Search code examples
pythondjangocelerycelerybeat

Limit a specific task in Celery


I have a Django function my_func() that parallelizes it's execution in threads. The function is launched it a scheduled job. In the server, the threads are executed in Celery.

The server celery configuration file, conf, is set tu use 8 nodes * 8 threads each.

CELERYD_NODES=4
CELERYD_OPTS="--concurrency=8"

I want to restrict the function my_func to use 1 node and 4 threads maximum.

For that, I added this lines to the file.

[task:ad.tasks.my_func]
--concurrency=1
--max-threads=4

But it doesn't work. The function still launches all the workers and threads available (32 parallel processes).

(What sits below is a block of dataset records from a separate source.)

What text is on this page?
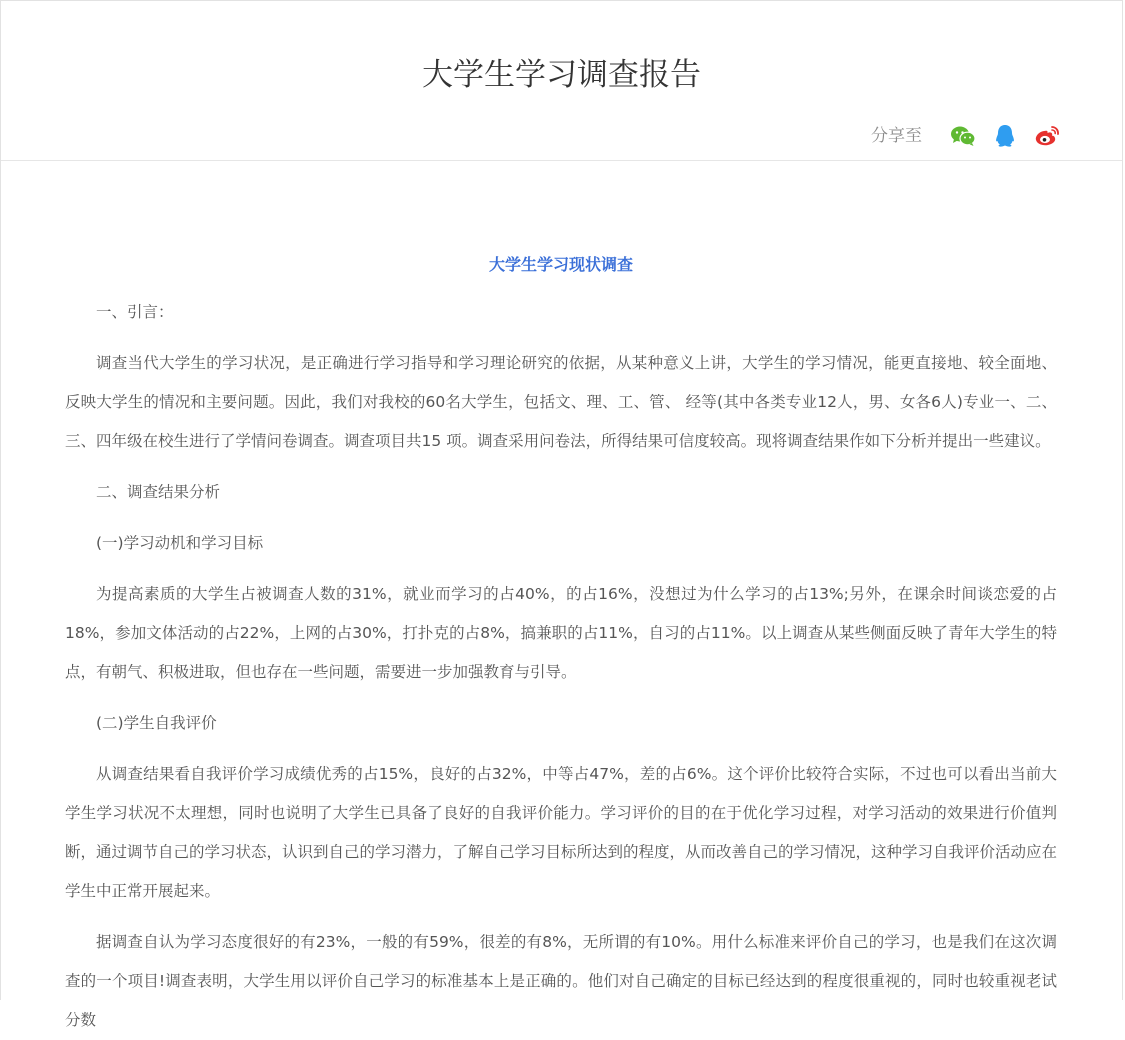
大学生学习调查报告
分享至
大学生学习现状调查

一、引言：

调查当代大学生的学习状况，是正确进行学习指导和学习理论研究的依据，从某种意义上讲，大学生的学习情况，能更直接地、较全面地、 反映大学生的情况和主要问题。因此，我们对我校的60名大学生，包括文、理、工、管、 经等(其中各类专业12人，男、女各6人)专业一、二、三、四年级在校生进行了学情问卷调查。调查项目共15 项。调查采用问卷法，所得结果可信度较高。现将调查结果作如下分析并提出一些建议。

二、调查结果分析

(一)学习动机和学习目标

为提高素质的大学生占被调查人数的31%，就业而学习的占40%，的占16%，没想过为什么学习的占13%;另外，在课余时间谈恋爱的占18%，参加文体活动的占22%，上网的占30%，打扑克的占8%，搞兼职的占11%，自习的占11%。以上调查从某些侧面反映了青年大学生的特点，有朝气、积极进取，但也存在一些问题，需要进一步加强教育与引导。

(二)学生自我评价

从调查结果看自我评价学习成绩优秀的占15%，良好的占32%，中等占47%，差的占6%。这个评价比较符合实际，不过也可以看出当前大学生学习状况不太理想，同时也说明了大学生已具备了良好的自我评价能力。学习评价的目的在于优化学习过程，对学习活动的效果进行价值判断，通过调节自己的学习状态，认识到自己的学习潜力，了解自己学习目标所达到的程度，从而改善自己的学习情况，这种学习自我评价活动应在学生中正常开展起来。

据调查自认为学习态度很好的有23%，一般的有59%，很差的有8%，无所谓的有10%。用什么标准来评价自己的学习，也是我们在这次调查的一个项目!调查表明，大学生用以评价自己学习的标准基本上是正确的。他们对自己确定的目标已经达到的程度很重视的，同时也较重视老试分数
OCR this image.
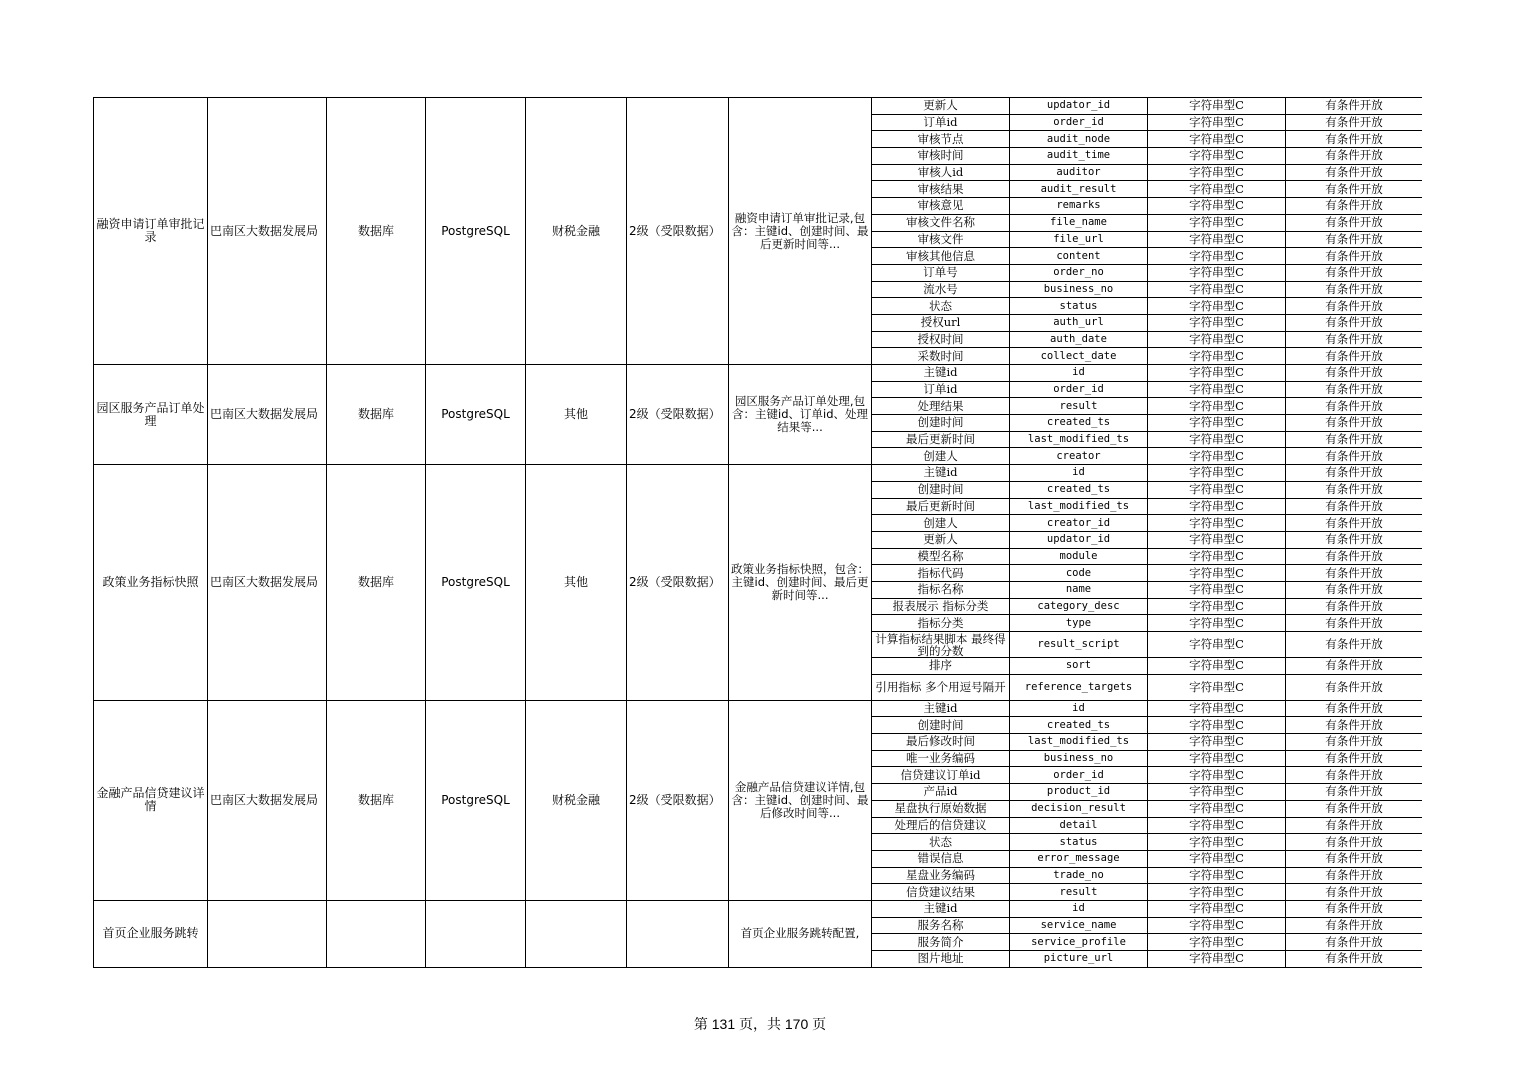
融资申请订单审批记录	巴南区大数据发展局	数据库	PostgreSQL	财税金融	2级（受限数据）	融资申请订单审批记录,包含：主键id、创建时间、最后更新时间等...	更新人	updator_id	字符串型C	有条件开放
							订单id	order_id	字符串型C	有条件开放
							审核节点	audit_node	字符串型C	有条件开放
							审核时间	audit_time	字符串型C	有条件开放
							审核人id	auditor	字符串型C	有条件开放
							审核结果	audit_result	字符串型C	有条件开放
							审核意见	remarks	字符串型C	有条件开放
							审核文件名称	file_name	字符串型C	有条件开放
							审核文件	file_url	字符串型C	有条件开放
							审核其他信息	content	字符串型C	有条件开放
							订单号	order_no	字符串型C	有条件开放
							流水号	business_no	字符串型C	有条件开放
							状态	status	字符串型C	有条件开放
							授权url	auth_url	字符串型C	有条件开放
							授权时间	auth_date	字符串型C	有条件开放
							采数时间	collect_date	字符串型C	有条件开放
园区服务产品订单处理	巴南区大数据发展局	数据库	PostgreSQL	其他	2级（受限数据）	园区服务产品订单处理,包含：主键id、订单id、处理结果等...	主键id	id	字符串型C	有条件开放
							订单id	order_id	字符串型C	有条件开放
							处理结果	result	字符串型C	有条件开放
							创建时间	created_ts	字符串型C	有条件开放
							最后更新时间	last_modified_ts	字符串型C	有条件开放
							创建人	creator	字符串型C	有条件开放
政策业务指标快照	巴南区大数据发展局	数据库	PostgreSQL	其他	2级（受限数据）	政策业务指标快照，包含：主键id、创建时间、最后更新时间等...	主键id	id	字符串型C	有条件开放
							创建时间	created_ts	字符串型C	有条件开放
							最后更新时间	last_modified_ts	字符串型C	有条件开放
							创建人	creator_id	字符串型C	有条件开放
							更新人	updator_id	字符串型C	有条件开放
							模型名称	module	字符串型C	有条件开放
							指标代码	code	字符串型C	有条件开放
							指标名称	name	字符串型C	有条件开放
							报表展示 指标分类	category_desc	字符串型C	有条件开放
							指标分类	type	字符串型C	有条件开放
							计算指标结果脚本 最终得到的分数	result_script	字符串型C	有条件开放
							排序	sort	字符串型C	有条件开放
							引用指标 多个用逗号隔开	reference_targets	字符串型C	有条件开放
金融产品信贷建议详情	巴南区大数据发展局	数据库	PostgreSQL	财税金融	2级（受限数据）	金融产品信贷建议详情,包含：主键id、创建时间、最后修改时间等...	主键id	id	字符串型C	有条件开放
							创建时间	created_ts	字符串型C	有条件开放
							最后修改时间	last_modified_ts	字符串型C	有条件开放
							唯一业务编码	business_no	字符串型C	有条件开放
							信贷建议订单id	order_id	字符串型C	有条件开放
							产品id	product_id	字符串型C	有条件开放
							星盘执行原始数据	decision_result	字符串型C	有条件开放
							处理后的信贷建议	detail	字符串型C	有条件开放
							状态	status	字符串型C	有条件开放
							错误信息	error_message	字符串型C	有条件开放
							星盘业务编码	trade_no	字符串型C	有条件开放
							信贷建议结果	result	字符串型C	有条件开放
首页企业服务跳转						首页企业服务跳转配置,	主键id	id	字符串型C	有条件开放
							服务名称	service_name	字符串型C	有条件开放
							服务简介	service_profile	字符串型C	有条件开放
							图片地址	picture_url	字符串型C	有条件开放
第 131 页，共 170 页
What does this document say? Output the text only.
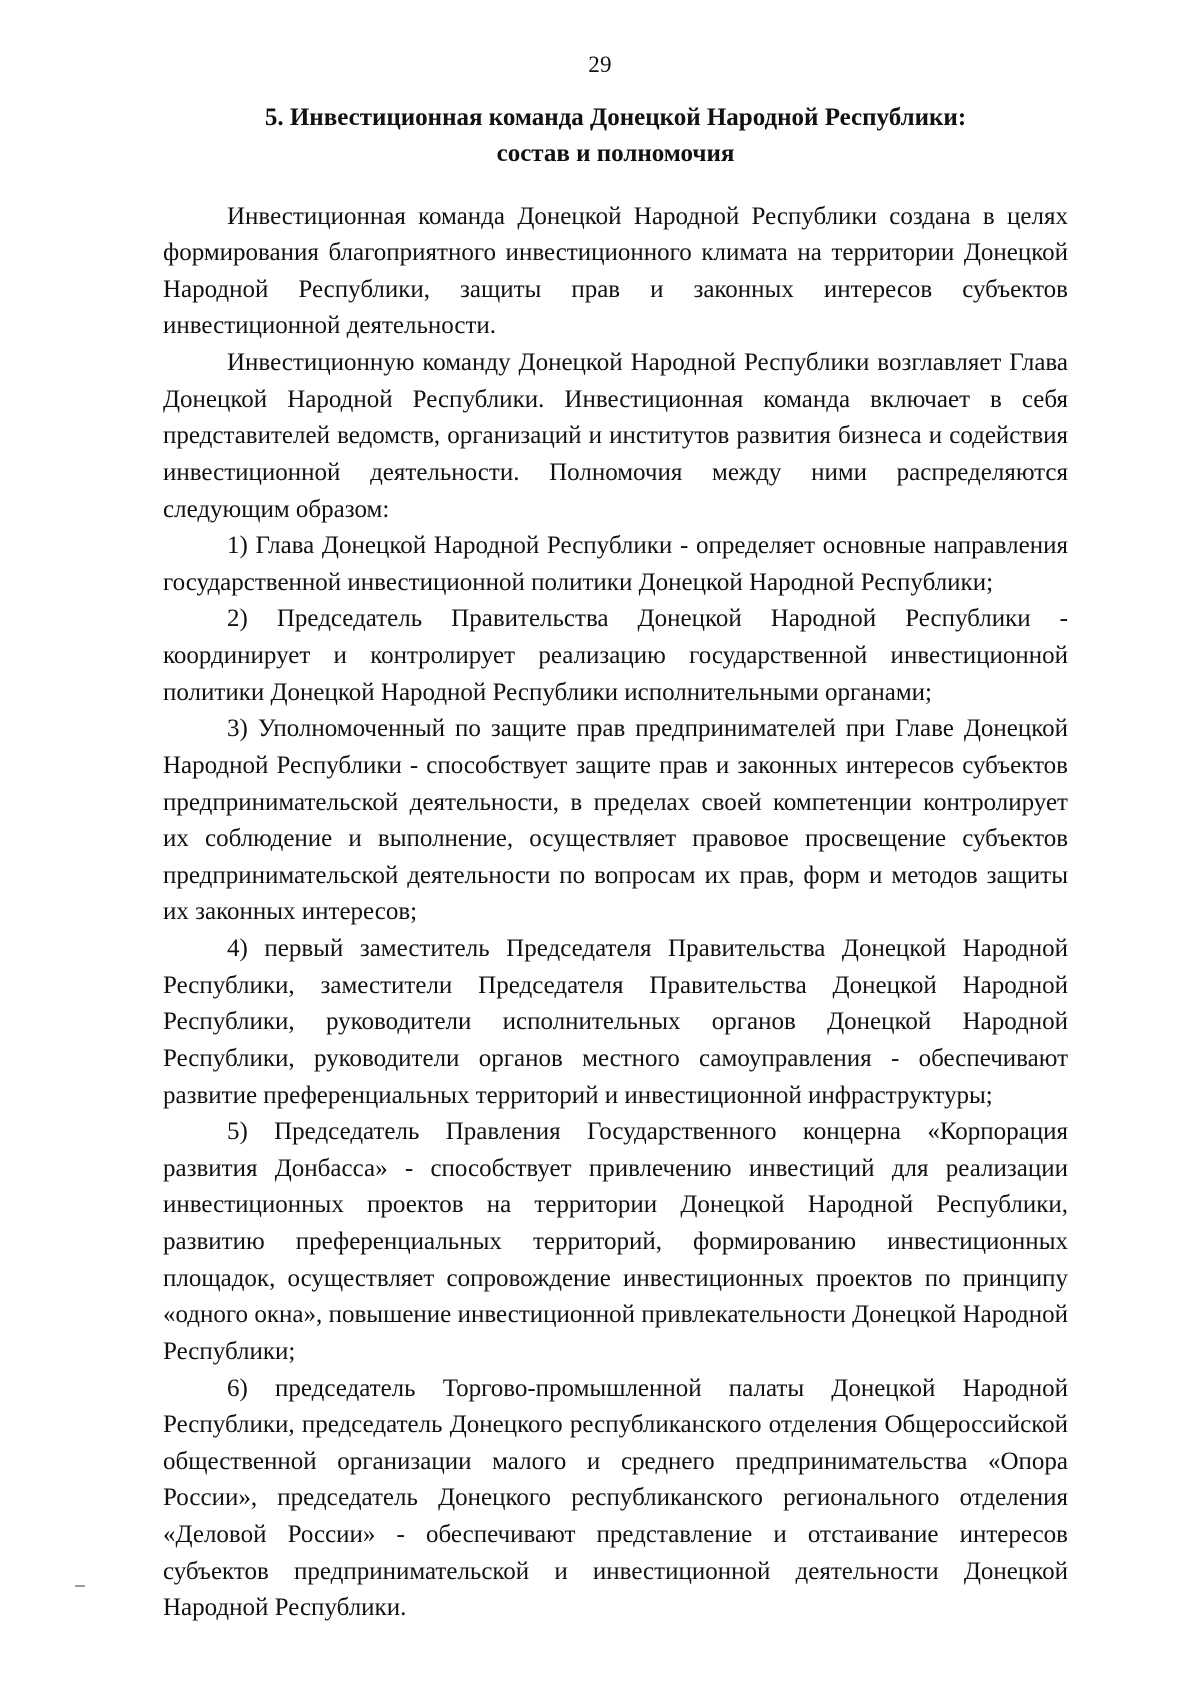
29
5. Инвестиционная команда Донецкой Народной Республики:
состав и полномочия

Инвестиционная команда Донецкой Народной Республики создана в целях формирования благоприятного инвестиционного климата на территории Донецкой Народной Республики, защиты прав и законных интересов субъектов инвестиционной деятельности.

Инвестиционную команду Донецкой Народной Республики возглавляет Глава Донецкой Народной Республики. Инвестиционная команда включает в себя представителей ведомств, организаций и институтов развития бизнеса и содействия инвестиционной деятельности. Полномочия между ними распределяются следующим образом:

1) Глава Донецкой Народной Республики - определяет основные направления государственной инвестиционной политики Донецкой Народной Республики;

2) Председатель Правительства Донецкой Народной Республики - координирует и контролирует реализацию государственной инвестиционной политики Донецкой Народной Республики исполнительными органами;

3) Уполномоченный по защите прав предпринимателей при Главе Донецкой Народной Республики - способствует защите прав и законных интересов субъектов предпринимательской деятельности, в пределах своей компетенции контролирует их соблюдение и выполнение, осуществляет правовое просвещение субъектов предпринимательской деятельности по вопросам их прав, форм и методов защиты их законных интересов;

4) первый заместитель Председателя Правительства Донецкой Народной Республики, заместители Председателя Правительства Донецкой Народной Республики, руководители исполнительных органов Донецкой Народной Республики, руководители органов местного самоуправления - обеспечивают развитие преференциальных территорий и инвестиционной инфраструктуры;

5) Председатель Правления Государственного концерна «Корпорация развития Донбасса» - способствует привлечению инвестиций для реализации инвестиционных проектов на территории Донецкой Народной Республики, развитию преференциальных территорий, формированию инвестиционных площадок, осуществляет сопровождение инвестиционных проектов по принципу «одного окна», повышение инвестиционной привлекательности Донецкой Народной Республики;

6) председатель Торгово-промышленной палаты Донецкой Народной Республики, председатель Донецкого республиканского отделения Общероссийской общественной организации малого и среднего предпринимательства «Опора России», председатель Донецкого республиканского регионального отделения «Деловой России» - обеспечивают представление и отстаивание интересов субъектов предпринимательской и инвестиционной деятельности Донецкой Народной Республики.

How must specific task restrictions be configured?


Solution

  • Celery does not provide task-specific settings for concurrency directly in the settings file. The concurrency setting in Celery is applied at the worker level, not at the task level, which means all tasks executed by a worker will share the same concurrency setting.

    For the case you described, you have a couple of options:

    1. Separate Worker: Create a separate worker that only handles the my_func tasks and set the concurrency for that worker to 4. You would start this worker with a command like:

    celery -A your_project_name worker --concurrency=4 -Q my_func_queue -n worker1.%h
    

    In your task definition, you need to specify the queue for this task:

    @app.task(queue='my_func_queue')
    def my_func():
        # Your function code here...
    

    2. Task Rate Limiting: If you want to limit the rate at which tasks are executed, you can use the rate_limit option:

    @app.task(rate_limit='4/m')
    def my_func():
        # Your function code here...
    

    This would limit the task to executing 4 times per minute.

    3. Task Semaphores: Another way to limit the concurrency of a specific task is to use a semaphore within the task itself. This can be achieved using Python's built-in threading library. This method has the advantage of allowing you to control the concurrency of the task, regardless of which worker it is executed on:

    import threading
    
    semaphore = threading.Semaphore(4)
    
    @app.task
    def my_func():
        with semaphore:
            # Your function code here...
    

    This will limit the number of simultaneous executions of my_func to 4, no matter how many workers or threads are available.

    Remember, Celery operates based on distributed message passing and is designed to execute tasks asynchronously in a distributed manner. If you find yourself often needing to limit tasks to certain threads or workers, it may be worth considering whether a different design pattern would better suit your needs.